The quest for innovation and profit will continue to lead to change, its pace greater in the evolving environments we inhabit. But what is change? And how do you deliver it?
In business, change  is a one-stop-shop word to describe the impact to business processes, people and target operating models deriving from new strategic directions, new technology, new contexts. Change describes the transition to the new stage and the management practices to land it there. It comes in different shapes and sizes, according to impact and reach. From the pioneering creation of global business services, to the addition of radically different operating models, to the systematic search for holy-grail products, we continually witness how business changes, adopts, adapts and… starts all over again.
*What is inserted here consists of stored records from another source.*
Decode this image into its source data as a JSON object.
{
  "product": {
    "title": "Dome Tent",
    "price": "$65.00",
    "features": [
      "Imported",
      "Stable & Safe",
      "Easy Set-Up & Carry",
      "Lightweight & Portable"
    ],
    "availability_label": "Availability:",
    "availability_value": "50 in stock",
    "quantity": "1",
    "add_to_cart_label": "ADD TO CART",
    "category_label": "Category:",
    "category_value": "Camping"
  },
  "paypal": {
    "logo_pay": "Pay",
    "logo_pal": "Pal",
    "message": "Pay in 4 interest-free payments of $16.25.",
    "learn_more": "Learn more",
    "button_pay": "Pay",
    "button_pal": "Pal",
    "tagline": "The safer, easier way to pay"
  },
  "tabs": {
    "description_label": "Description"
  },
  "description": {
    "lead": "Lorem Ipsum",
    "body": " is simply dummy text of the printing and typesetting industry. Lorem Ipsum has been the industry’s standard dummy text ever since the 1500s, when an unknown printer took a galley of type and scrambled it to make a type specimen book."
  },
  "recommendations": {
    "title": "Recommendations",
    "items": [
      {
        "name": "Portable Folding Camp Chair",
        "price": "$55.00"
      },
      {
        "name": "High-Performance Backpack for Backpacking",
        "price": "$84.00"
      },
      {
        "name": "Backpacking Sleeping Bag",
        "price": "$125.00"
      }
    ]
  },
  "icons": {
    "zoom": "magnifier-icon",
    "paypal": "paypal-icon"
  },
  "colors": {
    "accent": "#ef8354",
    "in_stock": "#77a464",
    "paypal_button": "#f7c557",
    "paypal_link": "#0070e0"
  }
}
The blog post comes from a talk I gave at the Deltra Group networking evening on 03-May-2017, invite courtesy of Ramona O'Dwyer-Stock, with the video footage evidencing the lively discussions.
Theories of change
Delivering change is difficult and brings to vast failures. In trying to understand the root causes of the difficulties, I looked at seminal theories of change. Kurt Lewin’s 3 stages, Luecke’s Seven Steps, Kotter’s 8 stages, Kanter’s Ten Commandments… there’s no shortage of a theory or ten. The organisational change theories have their roots in grief studies, which is why people have been put at the forefront of change practices. And when the big consulting firms adopted the work of these organisational change theorists, they legitimised a whole industry as they branded their reengineering services as change management, in the 1980s.
What do I think?
Whilst historical definitions of change are valuable as models for the design of interventions to see people through transition, the consultancy industry continues to keep change isolated from the main business of delivery, this seemingly narrow focus hindering the conflict-less landing and the long-term adoption of change. It is my view that change management practices must be ‘plugged’ into the heart of the delivery, the change work-stream its pivotal focus. It is here that project and business teams meet and it is from here that they must drive together towards delivery. Further, the practitioner leading the work-stream must have credibility, ‘pegged’ onto wider functional, technical or delivery-specific understanding, and authority. Otherwise the project remains in the hands of mostly technically-focused work-streams, the ‘split’ project and business perpetuated and landing the change and its adoption a vast failure.
What do I do?
In the end, change is both more and less difficult than theories we read and practices we witness lead us to believe: the management of change cannot be an afterthought, often restricted to communications and training practices led by people and culture practitioners but, if plugged into the heart of the delivery, it ends up… delivering itself.
The practices I take to organisations are about demystifying change. The emperor has no clothes. They are the practices that will see you deliver change and make it stick. What I talk to companies about are real-life examples of my interventions with organisations undertaking critical change. I describe the nature of the interventions, their outcome and give tools and tips that have worked well with me, time and again.
 I use the term interchangeably with ‘transformation’.
 Robert J Marshak (2005) ‘Contemporary Challenges to the Philosophy and Practice of Organization Development’.
 But it’s about contextual understanding and an ability to drop down into issues and solutions, not deep specialism, otherwise it still won’t work.